Personal information
- Full name: John Alfred Bingley
- Date of birth: 10 November 1940
- Date of death: 14 January 2024 (aged 83)
- Original team(s): East Devonport (NWFU)
- Height: 185 cm (6 ft 1 in)
- Weight: 83 kg (183 lb)

Playing career^{1}
- Years: Club / Games (Goals)
- 1958–1961: City-South / 101 ()
- 1962–1963: East Devonport / 42 ()
- 1965–1966: St Kilda / 8 (1)
- 1967–1972: Clarence / 128 ()
- Total:  / 279 (1)
- ^{1} Playing statistics correct to the end of 1966.

= John Bingley =

Australian rules footballer and coach (1940–2024)

John Alfred Bingley (10 November 1940 – 14 January 2024) was an Australian rules footballer who played for St Kilda in the Victorian Football League.
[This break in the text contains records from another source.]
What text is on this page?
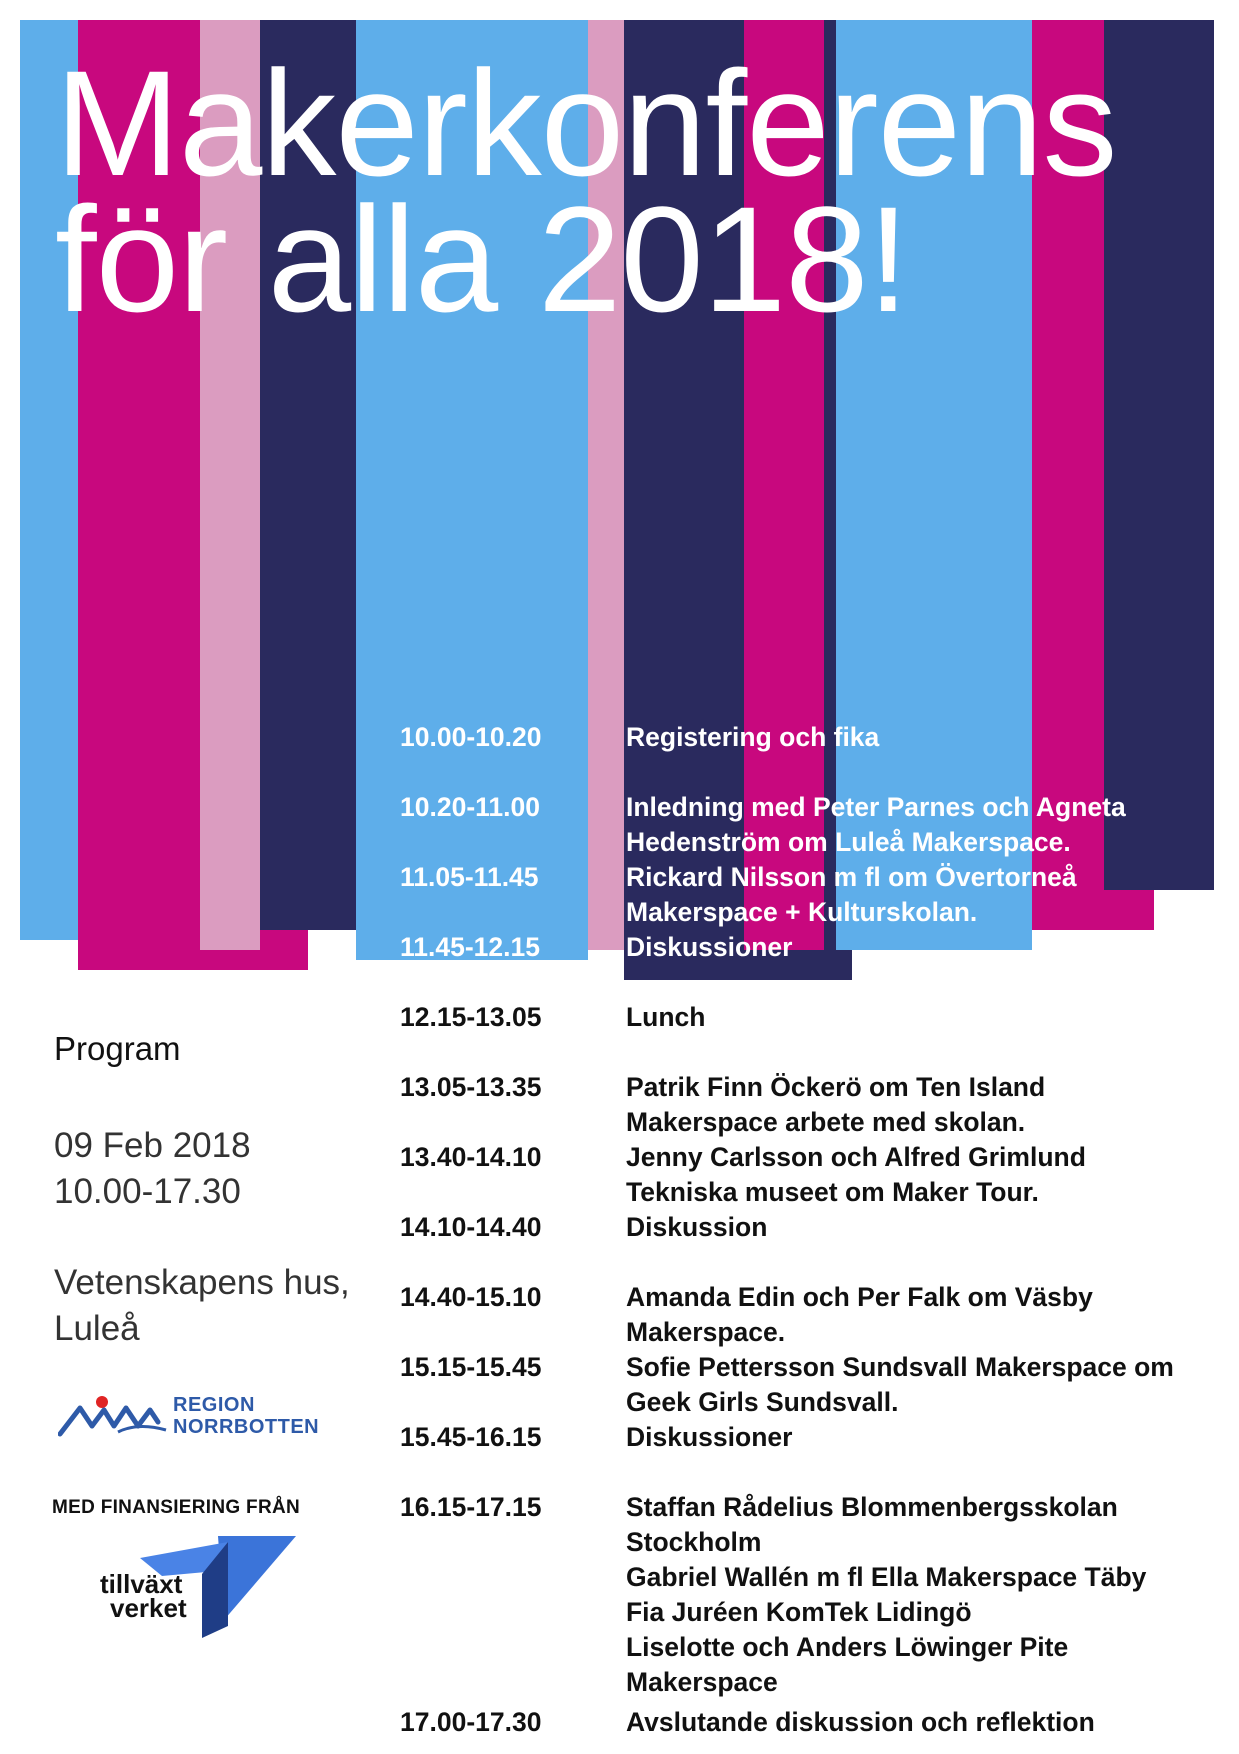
Makerkonferens
för alla 2018!
10.00-10.20	Registering och fika
10.20-11.00	Inledning med Peter Parnes och Agneta
Hedenström om Luleå Makerspace.
11.05-11.45	Rickard Nilsson m fl om Övertorneå
Makerspace + Kulturskolan.
11.45-12.15	Diskussioner
12.15-13.05	Lunch
13.05-13.35	Patrik Finn Öckerö om Ten Island
Makerspace arbete med skolan.
13.40-14.10	Jenny Carlsson och Alfred Grimlund
Tekniska museet om Maker Tour.
14.10-14.40	Diskussion
14.40-15.10	Amanda Edin och Per Falk om Väsby
Makerspace.
15.15-15.45	Sofie Pettersson Sundsvall Makerspace om
Geek Girls Sundsvall.
15.45-16.15	Diskussioner
16.15-17.15	Staffan Rådelius Blommenbergsskolan
Stockholm
Gabriel Wallén m fl Ella Makerspace Täby
Fia Juréen KomTek Lidingö
Liselotte och Anders Löwinger Pite
Makerspace
17.00-17.30	Avslutande diskussion och reflektion
Program
09 Feb 2018
10.00-17.30
Vetenskapens hus,
Luleå
REGION
NORRBOTTEN
MED FINANSIERING FRÅN
tillväxt
verket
==Early life and career in Tasmania==
Born in Tasmania, Bingley began his senior football career with City-South in the Northern Tasmanian Football Association (NTFA) before transferring to East Devonport in the North West Football Union (NWFU).

==St Kilda==
Bingley made his senior VFL debut for St Kilda in 1965 and despite playing only eight games he was a member of the Saints premiership winning side in 1966, with the Grand Final his last appearance.

==Return to Tasmania==
In 1967 Bingley returned to Tasmania and appointed captain-coach of Tasmanian Football League (TFL) club Clarence. He led the club to the TFL premiership in 1970.

Bingley also kicked the winning goal for Tasmania in a 1970 match against Western Australia.

Bingley was inducted into the Tasmanian Football Hall of Fame in 2005.

==Death==
Bingley died on 14 January 2024, at the age of 83. (Note: League records previously had Bingley's birth year as 1941, which was then erroneously quoted in some obituaries.)